Saint Fabian and Saint Sebastian, wounded by arrows, are shown together with two tiny figures wearing black cloaks with hoods and white veils. Medieval Christians prayed to both saints as protectors against the plague.
Saint Fabian was pope in the third century and is shown wearing a papal tiara; he was martyred under the Roman Emperor Decius. Sebastian was tortured by the Emperor Diocletian who ordered his soldiers to tie him to a stake and shoot him with arrows. He survived, but was later beaten to death. Thick droplets of vivid red blood ooze from each of his wounds.
This painting was made in Siena, and it’s likely that it was commissioned by the religious group to which the little kneeling figures belonged. They may represent a group called the Bianchi – who had an altar dedicated to the saints in the eighteenth century – although they usually wore all white. This large panel may have originally been painted on both sides and carried in religious processions.
Saint Fabian, on the left, and Saint Sebastian tower above two tiny kneeling figures wearing black hooded robes with long white veils and holding objects that look like paddles. Certain religious groups used instruments like this for self-flagellation – the practice of whipping yourself as a punishment for sin.
Saint Fabian was pope in the third century and was killed by the Roman Emperor Decius. He is shown dressed in papal robes and tiara – the three-tiered crown.

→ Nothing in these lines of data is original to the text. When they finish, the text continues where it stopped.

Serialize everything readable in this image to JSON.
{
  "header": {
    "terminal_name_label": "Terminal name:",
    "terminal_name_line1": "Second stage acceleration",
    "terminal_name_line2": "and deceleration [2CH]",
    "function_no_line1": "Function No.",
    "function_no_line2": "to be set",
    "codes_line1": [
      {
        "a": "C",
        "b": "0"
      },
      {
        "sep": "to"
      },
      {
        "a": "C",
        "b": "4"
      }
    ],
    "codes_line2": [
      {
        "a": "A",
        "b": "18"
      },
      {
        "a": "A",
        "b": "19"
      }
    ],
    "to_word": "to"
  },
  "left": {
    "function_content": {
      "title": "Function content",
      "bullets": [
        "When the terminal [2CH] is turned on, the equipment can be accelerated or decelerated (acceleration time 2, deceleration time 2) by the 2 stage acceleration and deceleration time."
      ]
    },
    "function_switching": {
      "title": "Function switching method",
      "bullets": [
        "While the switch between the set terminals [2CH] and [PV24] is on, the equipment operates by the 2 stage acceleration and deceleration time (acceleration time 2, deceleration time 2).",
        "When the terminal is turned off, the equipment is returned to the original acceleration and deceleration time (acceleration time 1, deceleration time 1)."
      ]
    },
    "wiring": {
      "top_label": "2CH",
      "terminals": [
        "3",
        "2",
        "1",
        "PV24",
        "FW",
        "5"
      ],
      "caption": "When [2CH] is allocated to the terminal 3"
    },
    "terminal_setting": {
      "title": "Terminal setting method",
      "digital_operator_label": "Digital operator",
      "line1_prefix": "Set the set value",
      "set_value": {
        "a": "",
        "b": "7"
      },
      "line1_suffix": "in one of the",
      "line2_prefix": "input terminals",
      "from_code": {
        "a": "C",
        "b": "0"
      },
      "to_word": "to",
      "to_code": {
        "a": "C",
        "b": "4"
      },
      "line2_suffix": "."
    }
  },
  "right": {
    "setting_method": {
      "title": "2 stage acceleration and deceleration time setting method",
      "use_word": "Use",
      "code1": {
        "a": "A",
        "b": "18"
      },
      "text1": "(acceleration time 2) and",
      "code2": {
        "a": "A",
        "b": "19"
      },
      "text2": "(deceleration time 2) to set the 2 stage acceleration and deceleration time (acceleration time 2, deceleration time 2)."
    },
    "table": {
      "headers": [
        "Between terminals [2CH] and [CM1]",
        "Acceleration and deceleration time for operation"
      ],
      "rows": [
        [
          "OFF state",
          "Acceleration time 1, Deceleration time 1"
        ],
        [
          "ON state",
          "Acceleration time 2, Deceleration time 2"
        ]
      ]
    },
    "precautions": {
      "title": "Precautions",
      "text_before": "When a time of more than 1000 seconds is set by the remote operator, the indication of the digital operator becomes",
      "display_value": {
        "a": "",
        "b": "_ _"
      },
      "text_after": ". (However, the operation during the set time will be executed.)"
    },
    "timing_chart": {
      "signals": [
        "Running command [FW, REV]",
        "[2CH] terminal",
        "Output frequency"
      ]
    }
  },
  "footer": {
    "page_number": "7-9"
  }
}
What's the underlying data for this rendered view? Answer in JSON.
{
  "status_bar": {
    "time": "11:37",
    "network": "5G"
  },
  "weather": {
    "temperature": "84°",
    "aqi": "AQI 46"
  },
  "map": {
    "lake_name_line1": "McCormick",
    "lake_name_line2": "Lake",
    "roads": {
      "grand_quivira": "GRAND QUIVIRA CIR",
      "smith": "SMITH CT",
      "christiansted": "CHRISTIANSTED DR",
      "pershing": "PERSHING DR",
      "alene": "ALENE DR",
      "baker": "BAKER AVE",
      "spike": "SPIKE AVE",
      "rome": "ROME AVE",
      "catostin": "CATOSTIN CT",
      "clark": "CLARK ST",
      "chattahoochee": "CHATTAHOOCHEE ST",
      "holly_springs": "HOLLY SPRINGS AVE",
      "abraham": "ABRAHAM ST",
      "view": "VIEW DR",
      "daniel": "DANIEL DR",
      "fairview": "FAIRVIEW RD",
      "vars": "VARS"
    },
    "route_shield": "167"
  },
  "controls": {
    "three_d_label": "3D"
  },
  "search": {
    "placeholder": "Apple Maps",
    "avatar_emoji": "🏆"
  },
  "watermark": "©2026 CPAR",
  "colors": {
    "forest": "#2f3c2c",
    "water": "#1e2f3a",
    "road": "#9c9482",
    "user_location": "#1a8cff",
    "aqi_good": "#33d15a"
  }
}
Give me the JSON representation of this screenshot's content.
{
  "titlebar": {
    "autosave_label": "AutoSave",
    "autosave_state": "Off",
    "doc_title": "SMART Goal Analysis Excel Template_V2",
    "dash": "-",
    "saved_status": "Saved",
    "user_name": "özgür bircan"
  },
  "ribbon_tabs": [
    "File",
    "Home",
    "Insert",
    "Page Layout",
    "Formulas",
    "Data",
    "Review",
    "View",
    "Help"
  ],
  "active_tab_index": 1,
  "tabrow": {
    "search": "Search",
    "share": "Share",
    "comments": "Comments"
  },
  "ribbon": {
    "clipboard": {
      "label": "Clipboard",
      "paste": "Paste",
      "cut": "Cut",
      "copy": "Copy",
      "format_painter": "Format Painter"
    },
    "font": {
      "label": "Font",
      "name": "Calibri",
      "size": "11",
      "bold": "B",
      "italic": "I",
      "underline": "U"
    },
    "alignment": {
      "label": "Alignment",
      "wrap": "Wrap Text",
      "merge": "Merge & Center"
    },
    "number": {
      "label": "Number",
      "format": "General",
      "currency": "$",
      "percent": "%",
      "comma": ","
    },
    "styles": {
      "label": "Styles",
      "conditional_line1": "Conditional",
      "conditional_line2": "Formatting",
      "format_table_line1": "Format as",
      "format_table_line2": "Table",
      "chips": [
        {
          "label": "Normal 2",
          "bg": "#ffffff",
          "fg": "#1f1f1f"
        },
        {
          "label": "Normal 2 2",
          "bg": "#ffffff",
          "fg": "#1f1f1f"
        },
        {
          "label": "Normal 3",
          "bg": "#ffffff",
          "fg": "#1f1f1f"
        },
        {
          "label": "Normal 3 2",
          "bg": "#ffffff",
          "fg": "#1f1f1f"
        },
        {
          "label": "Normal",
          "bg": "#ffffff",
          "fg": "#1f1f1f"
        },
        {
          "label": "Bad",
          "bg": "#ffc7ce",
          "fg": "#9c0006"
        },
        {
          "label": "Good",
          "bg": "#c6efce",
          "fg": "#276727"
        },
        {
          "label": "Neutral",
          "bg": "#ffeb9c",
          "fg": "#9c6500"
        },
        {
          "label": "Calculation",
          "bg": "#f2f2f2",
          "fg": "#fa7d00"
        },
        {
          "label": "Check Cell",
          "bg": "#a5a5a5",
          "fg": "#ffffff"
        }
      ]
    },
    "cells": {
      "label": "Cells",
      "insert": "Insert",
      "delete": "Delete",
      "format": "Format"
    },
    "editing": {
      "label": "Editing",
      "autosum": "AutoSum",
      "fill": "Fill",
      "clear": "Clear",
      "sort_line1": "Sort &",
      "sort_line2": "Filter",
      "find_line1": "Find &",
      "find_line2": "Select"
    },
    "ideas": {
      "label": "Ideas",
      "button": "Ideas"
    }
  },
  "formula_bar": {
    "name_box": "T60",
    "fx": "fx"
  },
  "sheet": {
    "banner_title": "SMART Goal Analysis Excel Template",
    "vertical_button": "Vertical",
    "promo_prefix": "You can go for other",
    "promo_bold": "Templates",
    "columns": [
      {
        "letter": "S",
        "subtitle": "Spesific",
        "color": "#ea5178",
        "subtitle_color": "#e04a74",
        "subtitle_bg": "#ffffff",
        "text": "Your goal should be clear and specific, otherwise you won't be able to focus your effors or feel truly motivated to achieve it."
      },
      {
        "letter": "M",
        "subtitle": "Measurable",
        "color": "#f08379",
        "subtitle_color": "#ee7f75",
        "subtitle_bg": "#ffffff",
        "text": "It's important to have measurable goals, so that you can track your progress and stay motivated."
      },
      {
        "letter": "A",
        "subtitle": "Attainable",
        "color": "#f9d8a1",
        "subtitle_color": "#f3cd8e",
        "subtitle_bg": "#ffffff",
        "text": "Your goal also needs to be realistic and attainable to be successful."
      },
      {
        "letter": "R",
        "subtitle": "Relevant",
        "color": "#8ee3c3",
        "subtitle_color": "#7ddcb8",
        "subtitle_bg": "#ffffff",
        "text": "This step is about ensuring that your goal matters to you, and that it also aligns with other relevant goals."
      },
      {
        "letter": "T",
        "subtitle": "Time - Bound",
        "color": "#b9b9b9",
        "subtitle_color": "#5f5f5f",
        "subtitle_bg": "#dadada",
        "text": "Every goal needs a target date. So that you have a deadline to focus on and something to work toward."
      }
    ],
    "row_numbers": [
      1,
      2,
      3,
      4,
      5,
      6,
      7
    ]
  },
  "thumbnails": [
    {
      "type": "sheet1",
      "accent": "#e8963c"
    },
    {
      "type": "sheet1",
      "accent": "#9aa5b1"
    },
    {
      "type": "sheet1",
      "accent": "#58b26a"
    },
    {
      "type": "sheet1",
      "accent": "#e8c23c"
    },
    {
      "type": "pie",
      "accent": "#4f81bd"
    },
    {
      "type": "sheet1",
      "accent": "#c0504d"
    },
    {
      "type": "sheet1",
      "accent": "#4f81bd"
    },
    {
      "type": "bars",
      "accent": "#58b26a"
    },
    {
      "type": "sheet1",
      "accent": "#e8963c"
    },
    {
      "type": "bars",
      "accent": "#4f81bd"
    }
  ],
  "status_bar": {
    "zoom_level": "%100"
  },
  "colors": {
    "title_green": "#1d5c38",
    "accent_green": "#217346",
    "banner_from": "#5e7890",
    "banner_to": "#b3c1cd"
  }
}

His white cope is woven with golden thread and studded with pearls. Saint Sebastian is shown naked but for a translucent loin cloth. He has curly blonde hair, wiry calf muscles, bony knees and a muscular abdomen. He is pierced by 20 arrows, each wound oozing droplets of blood. The vibrant red pigment of the droplets is one of the best-preserved elements of the picture. According to the Golden Legend, a thirteenth-century compilation of the lives of the saints, Saint Sebastian was tied to a post and shot by Emperor Diocletian’s soldiers: ‘They shot so many arrows into his body that he looked like a porcupine.’ He miraculously survived this torture but was later beaten to death.
Both saints were both thought to protect Christians against the plague and they share a feast day on 20 January – so they were often shown together. Sebastian converted many people to Christianity and in doing so they were cured of their diseases. Centuries later in the northern Italian town of Pavia, the citizens suffered a deadly plague which was stopped only when they built and dedicated an altar to Saint Sebastian.
During the eighteenth-century in Siena, the city in which this picture was made, a religious group called the Bianchi had an altar dedicated to Fabian and Sebastian, also hoping for protection against plague. So the kneeling figures we see could be members of the Bianchi, though they were renowned for wearing all white – but we just don't know for sure.
The original use of this picture is mysterious: there are no signs that it ever formed part of an altarpiece, and there is no evidence to suggest that it was ever attached to other panels. Independent panels were popular in Siena for private prayer but this panel is too large to have been used for that. It is almost a metre in height, and the frame is original except for at the bottom edge where it has been replaced.
The panel has been thinned down on the reverse and so it is possible that it was painted on both sides. If so, it may have been used in religious processions where both sides would have been visible at once. The damage to the lower edge – which led to it being replaced – might have been caused by a pole, inserted so the picture could be carried as a banner in processions.